The smiler Wilhelm could clearly sense, even while exercising his smile, that somehow he had already made a wrong move. There was something too deliberate, too intricate in the way Wilhelmine spooned out the remainder of her egg. After long consideration, he couldn’t decide which was more worrisome: the sudden failure of his smile to have its accustomed effect, or the ultimatum issued by his Wilhelmine, which, though given three years ago, now came back to him violently and unexpectedly.

“If you want to marry me,” she’d said, “then it must be on January 13th.”

Reliving again the terrible anxiety of that day, Wilhelm suspected his third anniversary might begin with yet another ultimatum. Even with his “if” and “but,” his “on-the-one-hand” and his “on-the-other,” he would have to tread carefully, very carefully, given the circumstances. Of course, when you considered Wilhelmine’s irritable disposition, caution itself might here be in some sense misguided, since Wilhelmine was as likely to interpret it as weakness. Yet as he thought back further, to the days leading up to the 13th of January, 1960, he decided on caution after all. A bit more caution back then and things might have gone better than they did.

“Wilhelmine! What’s gotten into you! January 13th is Berta’s birthday! No. We’d best avoid that day.”

“So what? Berta’s birthday? Are we supposed to walk around her on tiptoes for the rest of our lives? It’s January 13th or it’s never!”

“Wilma, dear, you’re acting like a child! And it’s not only Berta’s birthday, you know, it’s also an unlucky number.”

Wilhelmine shook her head and broke out laughing, uproariously, maybe also a little perversely. “So now you’re superstitious? Just like our poor Berta — she’s superstitious, too! No, Wilhelm, no: if you’re too big a coward to take me to the registrar’s office on January 13th, then don’t bother. What I need is a man, one who’s there for me in spring, summer, fall, and winter — who’s there every single day! I’m not interested in half-measures.”

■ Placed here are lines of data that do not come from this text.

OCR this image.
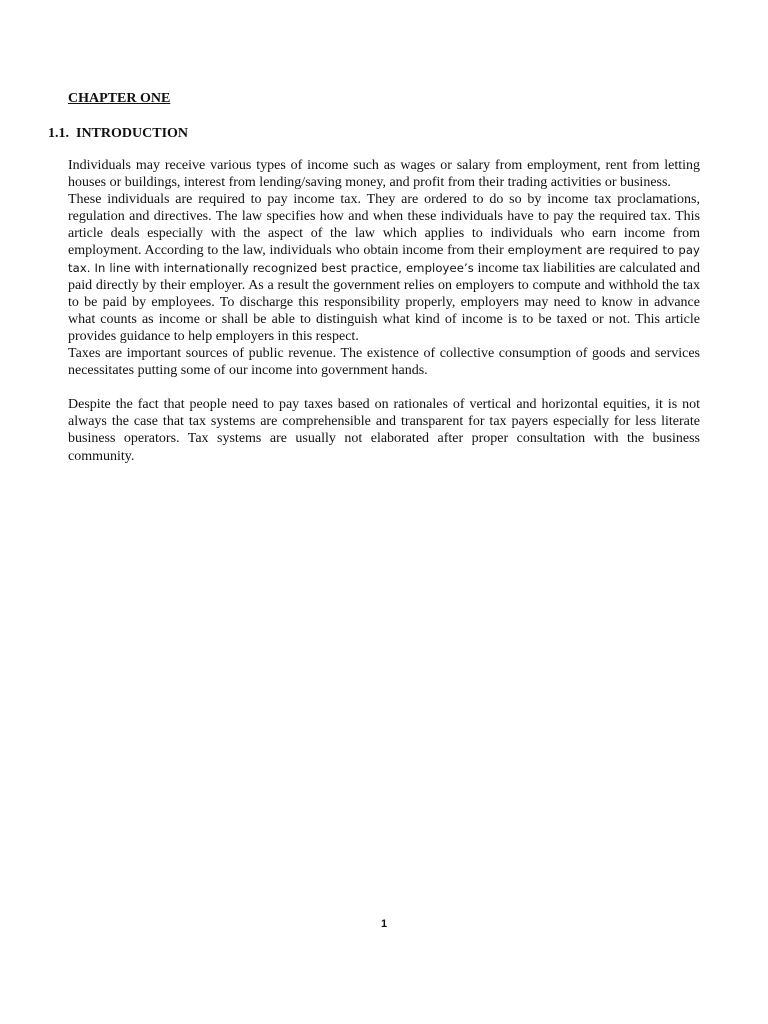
CHAPTER ONE
1.1. INTRODUCTION

Individuals may receive various types of income such as wages or salary from employment, rent from letting houses or buildings, interest from lending/saving money, and profit from their trading activities or business.

These individuals are required to pay income tax. They are ordered to do so by income tax proclamations, regulation and directives. The law specifies how and when these individuals have to pay the required tax. This article deals especially with the aspect of the law which applies to individuals who earn income from employment. According to the law, individuals who obtain income from their employment are required to pay tax. In line with internationally recognized best practice, employee’s income tax liabilities are calculated and paid directly by their employer. As a result the government relies on employers to compute and withhold the tax to be paid by employees. To discharge this responsibility properly, employers may need to know in advance what counts as income or shall be able to distinguish what kind of income is to be taxed or not. This article provides guidance to help employers in this respect.

Taxes are important sources of public revenue. The existence of collective consumption of goods and services necessitates putting some of our income into government hands.

Despite the fact that people need to pay taxes based on rationales of vertical and horizontal equities, it is not always the case that tax systems are comprehensible and transparent for tax payers especially for less literate business operators. Tax systems are usually not elaborated after proper consultation with the business community.

1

Undoubtedly he had been right not to make Berta’s birthday a point of contention before, but that did not necessarily mean — did it? — that hinting at his old objections now, three years later, was a good idea. In the end, Wilhelm forced a decision: he would wait. He would see what precisely his Wilhelmine was going to propose. It could be she was somehow in the right and he somehow in the wrong. The only compelling certainty here was that Wilhelmine was on the attack: everything else was open to doubt.

But now it came to him how last night in bed he had, in fact, gotten carried away and let slip a certain vow: “My golden girl. My little spitfire,” he’d started, sliding up beside Wilhelmine. “Tomorrow is our third anniversary. You didn’t forget that, did you? Shall I make an oath to you, my turtledove? You have my word of honor as a chauffeur — but what am I saying? You have my word as an upstanding man, who always lives up to what he says — that from this day on, even more than before, I’ll beckon to every wish that falls from your lips,” and here he planted, with great relish, a gentle kiss on the face of his golden girl. “I will fulfill your every desire, even before you’ve come out with it. Dear little Wilmerl, you busy bee, my exalted, my one and only beloved! Mark my words! Mark them well! This is what our third anniversary means to me! By God, let there be no doubt! This is what it means to me!”